# HD4650 nur 4400 Punkte 3dmark06?



## mille25 (28. Februar 2009)

moin

ich habe schon wieder ein problem. da die grafikkarte ja im lan pc nicht erkannt wird, habe ich sie mal in meinen spielerechner eingebaut und ein bisschen gebencht.

dann die überraschung: nur 4400 Punkte in 3dmark06 mit einem E6750 @3.5ghz. ist das normal? laut techPowerUp :: Sapphire HD 4650 OC Edition 512 MB Review :: Page 23 / 30 müssten mit dem prozessor um die 7000 Punkte drin sein.
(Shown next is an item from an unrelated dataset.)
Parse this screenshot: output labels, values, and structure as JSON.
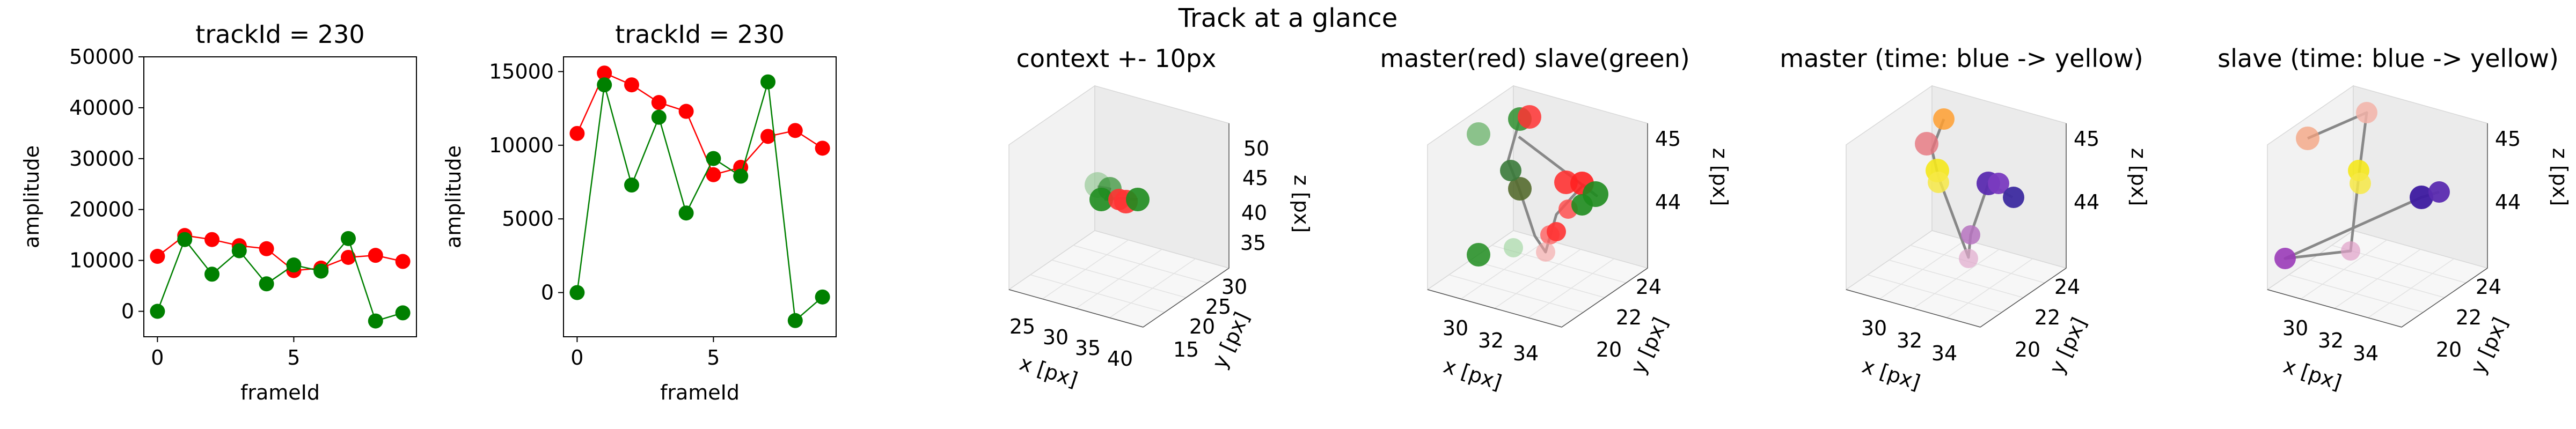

habe catalyst 9.2 installiert.

bitte um hilfe oO

muss ich im treiber noch was bestimmtes einstellen? die karte hat ja einen pcie 2.0 slot und wird darüber mit strom versorgt, ich habe sie aber in einem pcie 1.0 solt stecken. kann es daran liegen?


----------



## noxistar (28. Februar 2009)

mille schrieb:


> dann die überraschung: nur 4400 Punkte in 3dmark06 mit einem E6750 @3.5ghz. ist das normal? laut techPowerUp :: Sapphire HD 4650 OC Edition 512 MB Review :: Page 23 / 30 müssten mit dem prozessor um die 7000 Punkte drin sein.
> habe catalyst 9.2 installiert.
> muss ich im treiber noch was bestimmtes einstellen? die karte hat ja einen pcie 2.0 slot und wird darüber mit strom versorgt, ich habe sie aber in einem pcie 1.0 solt stecken. kann es daran liegen?


MMh , PCIE 1.0 sollte eigentlich kein Problem darstellen. Selbst meine uralte x1950 pro erreicht 5000 Punkte im 3dmark 06 ....
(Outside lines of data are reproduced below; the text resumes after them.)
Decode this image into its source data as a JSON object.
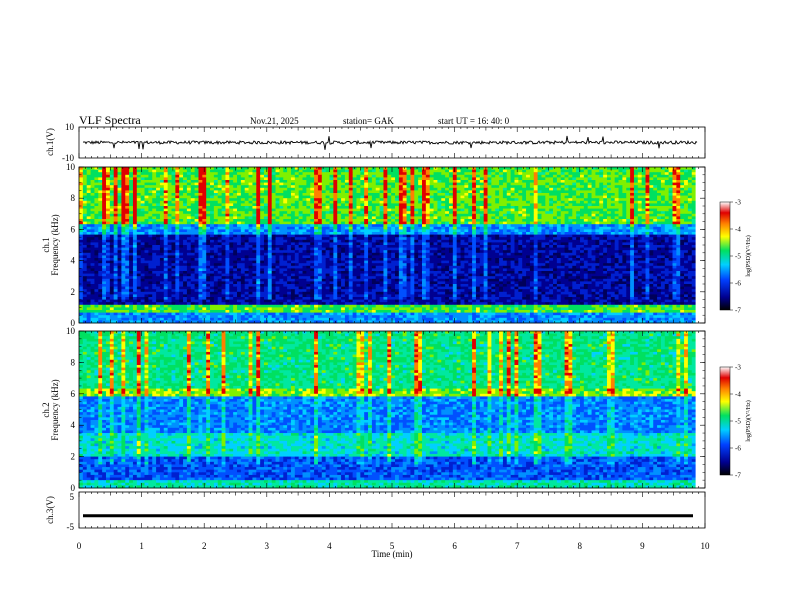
{
  "header": {
    "title": "VLF  Spectra",
    "date": "Nov.21, 2025",
    "station": "station= GAK",
    "start": "start  UT  =    16: 40: 0"
  },
  "chart_data": [
    {
      "type": "line",
      "name": "ch1-waveform",
      "ylabel": "ch.1(V)",
      "ylim": [
        -10,
        10
      ],
      "yticks": [
        "10",
        "-10"
      ],
      "xlim": [
        0,
        10
      ],
      "approx_level": 0,
      "approx_amplitude": 2
    },
    {
      "type": "heatmap",
      "name": "ch1-spectrogram",
      "ylabel": "ch.1\nFrequency  (kHz)",
      "ylim": [
        0,
        10
      ],
      "yticks": [
        "0",
        "2",
        "4",
        "6",
        "8",
        "10"
      ],
      "xlim": [
        0,
        9.85
      ],
      "colorbar": {
        "label": "log(PSD)(V²/Hz)",
        "range": [
          -7,
          -3
        ],
        "ticks": [
          "-3",
          "-4",
          "-5",
          "-6",
          "-7"
        ]
      }
    },
    {
      "type": "heatmap",
      "name": "ch2-spectrogram",
      "ylabel": "ch.2\nFrequency  (kHz)",
      "ylim": [
        0,
        10
      ],
      "yticks": [
        "0",
        "2",
        "4",
        "6",
        "8",
        "10"
      ],
      "xlim": [
        0,
        9.85
      ],
      "colorbar": {
        "label": "log(PSD)(V²/Hz)",
        "range": [
          -7,
          -3
        ],
        "ticks": [
          "-3",
          "-4",
          "-5",
          "-6",
          "-7"
        ]
      }
    },
    {
      "type": "line",
      "name": "ch3-waveform",
      "ylabel": "ch.3(V)",
      "ylim": [
        -5,
        5
      ],
      "yticks": [
        "5",
        "-5"
      ],
      "xlim": [
        0,
        10
      ],
      "approx_level": -1.6
    }
  ],
  "xaxis": {
    "label": "Time  (min)",
    "ticks": [
      "0",
      "1",
      "2",
      "3",
      "4",
      "5",
      "6",
      "7",
      "8",
      "9",
      "10"
    ]
  }
}
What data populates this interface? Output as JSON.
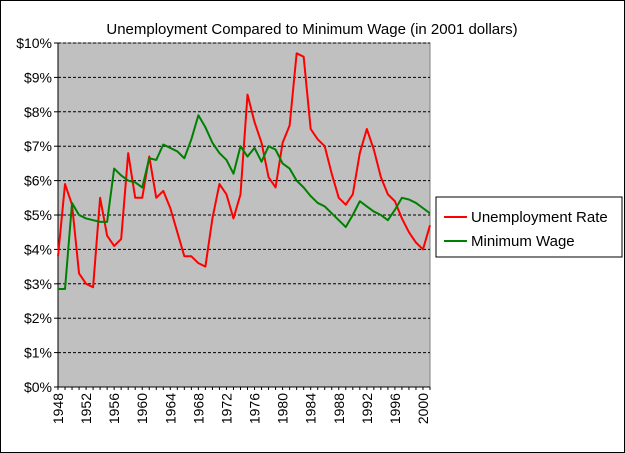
{
  "chart_data": {
    "type": "line",
    "title": "Unemployment Compared to Minimum Wage (in 2001 dollars)",
    "xlabel": "",
    "ylabel": "",
    "xlim": [
      1948,
      2001
    ],
    "ylim": [
      0,
      10
    ],
    "x_ticks": [
      1948,
      1952,
      1956,
      1960,
      1964,
      1968,
      1972,
      1976,
      1980,
      1984,
      1988,
      1992,
      1996,
      2000
    ],
    "y_ticks": [
      0,
      1,
      2,
      3,
      4,
      5,
      6,
      7,
      8,
      9,
      10
    ],
    "y_tick_labels": [
      "$0%",
      "$1%",
      "$2%",
      "$3%",
      "$4%",
      "$5%",
      "$6%",
      "$7%",
      "$8%",
      "$9%",
      "$10%"
    ],
    "grid": "horizontal dashed",
    "plot_background": "#c0c0c0",
    "legend_position": "right",
    "series": [
      {
        "name": "Unemployment Rate",
        "color": "#ff0000",
        "points": [
          [
            1948,
            3.8
          ],
          [
            1949,
            5.9
          ],
          [
            1950,
            5.3
          ],
          [
            1951,
            3.3
          ],
          [
            1952,
            3.0
          ],
          [
            1953,
            2.9
          ],
          [
            1954,
            5.5
          ],
          [
            1955,
            4.4
          ],
          [
            1956,
            4.1
          ],
          [
            1957,
            4.3
          ],
          [
            1958,
            6.8
          ],
          [
            1959,
            5.5
          ],
          [
            1960,
            5.5
          ],
          [
            1961,
            6.7
          ],
          [
            1962,
            5.5
          ],
          [
            1963,
            5.7
          ],
          [
            1964,
            5.2
          ],
          [
            1965,
            4.5
          ],
          [
            1966,
            3.8
          ],
          [
            1967,
            3.8
          ],
          [
            1968,
            3.6
          ],
          [
            1969,
            3.5
          ],
          [
            1970,
            4.9
          ],
          [
            1971,
            5.9
          ],
          [
            1972,
            5.6
          ],
          [
            1973,
            4.9
          ],
          [
            1974,
            5.6
          ],
          [
            1975,
            8.5
          ],
          [
            1976,
            7.7
          ],
          [
            1977,
            7.1
          ],
          [
            1978,
            6.1
          ],
          [
            1979,
            5.8
          ],
          [
            1980,
            7.1
          ],
          [
            1981,
            7.6
          ],
          [
            1982,
            9.7
          ],
          [
            1983,
            9.6
          ],
          [
            1984,
            7.5
          ],
          [
            1985,
            7.2
          ],
          [
            1986,
            7.0
          ],
          [
            1987,
            6.2
          ],
          [
            1988,
            5.5
          ],
          [
            1989,
            5.3
          ],
          [
            1990,
            5.6
          ],
          [
            1991,
            6.8
          ],
          [
            1992,
            7.5
          ],
          [
            1993,
            6.9
          ],
          [
            1994,
            6.1
          ],
          [
            1995,
            5.6
          ],
          [
            1996,
            5.4
          ],
          [
            1997,
            4.9
          ],
          [
            1998,
            4.5
          ],
          [
            1999,
            4.2
          ],
          [
            2000,
            4.0
          ],
          [
            2001,
            4.7
          ]
        ]
      },
      {
        "name": "Minimum Wage",
        "color": "#008000",
        "points": [
          [
            1948,
            2.85
          ],
          [
            1949,
            2.85
          ],
          [
            1950,
            5.35
          ],
          [
            1951,
            5.0
          ],
          [
            1952,
            4.9
          ],
          [
            1953,
            4.85
          ],
          [
            1954,
            4.8
          ],
          [
            1955,
            4.8
          ],
          [
            1956,
            6.35
          ],
          [
            1957,
            6.15
          ],
          [
            1958,
            6.0
          ],
          [
            1959,
            5.95
          ],
          [
            1960,
            5.8
          ],
          [
            1961,
            6.65
          ],
          [
            1962,
            6.6
          ],
          [
            1963,
            7.05
          ],
          [
            1964,
            6.95
          ],
          [
            1965,
            6.85
          ],
          [
            1966,
            6.65
          ],
          [
            1967,
            7.2
          ],
          [
            1968,
            7.9
          ],
          [
            1969,
            7.55
          ],
          [
            1970,
            7.1
          ],
          [
            1971,
            6.8
          ],
          [
            1972,
            6.6
          ],
          [
            1973,
            6.2
          ],
          [
            1974,
            7.0
          ],
          [
            1975,
            6.7
          ],
          [
            1976,
            6.95
          ],
          [
            1977,
            6.55
          ],
          [
            1978,
            7.0
          ],
          [
            1979,
            6.9
          ],
          [
            1980,
            6.5
          ],
          [
            1981,
            6.35
          ],
          [
            1982,
            6.0
          ],
          [
            1983,
            5.8
          ],
          [
            1984,
            5.55
          ],
          [
            1985,
            5.35
          ],
          [
            1986,
            5.25
          ],
          [
            1987,
            5.05
          ],
          [
            1988,
            4.85
          ],
          [
            1989,
            4.65
          ],
          [
            1990,
            5.0
          ],
          [
            1991,
            5.4
          ],
          [
            1992,
            5.25
          ],
          [
            1993,
            5.1
          ],
          [
            1994,
            5.0
          ],
          [
            1995,
            4.85
          ],
          [
            1996,
            5.15
          ],
          [
            1997,
            5.5
          ],
          [
            1998,
            5.45
          ],
          [
            1999,
            5.35
          ],
          [
            2000,
            5.2
          ],
          [
            2001,
            5.05
          ]
        ]
      }
    ]
  }
}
Ich würde vermuten das du einfach Treiberkonflikte hast ( sonst hast ja ne Nvidia-Karte drin - jetzt ATi Treiber ). Da kann sich eine unsaubere Deinstallationsroutine schon als Bremse herausstellen.

Aber den techpowerup Benchmark kannst du absolut vergessen - der wurde mit einem E8400 auf 3,6Ghz durchgeführt - da kann deine CPU nicht mithalten... Trotzdem sollten schon über 5000 Punkte drin sein.


----------



## mille25 (28. Februar 2009)

noxistar schrieb:


> MMh , PCIE 1.0 sollte eigentlich kein Problem darstellen. Selbst meine uralte x1950 pro erreicht 5000 Punkte im 3dmark 06 ....
> 
> Ich würde vermuten das du einfach Treiberkonflikte hast ( sonst hast ja ne Nvidia-Karte drin - jetzt ATi Treiber ). Da kann sich eine unsaubere Deinstallationsroutine schon als Bremse herausstellen.
> 
> Aber den techpowerup Benchmark kannst du absolut vergessen - der wurde mit einem E8400 auf 3,6Ghz durchgeführt - da kann deine CPU nicht mithalten... Trotzdem sollten schon über 5000 Punkte drin sein.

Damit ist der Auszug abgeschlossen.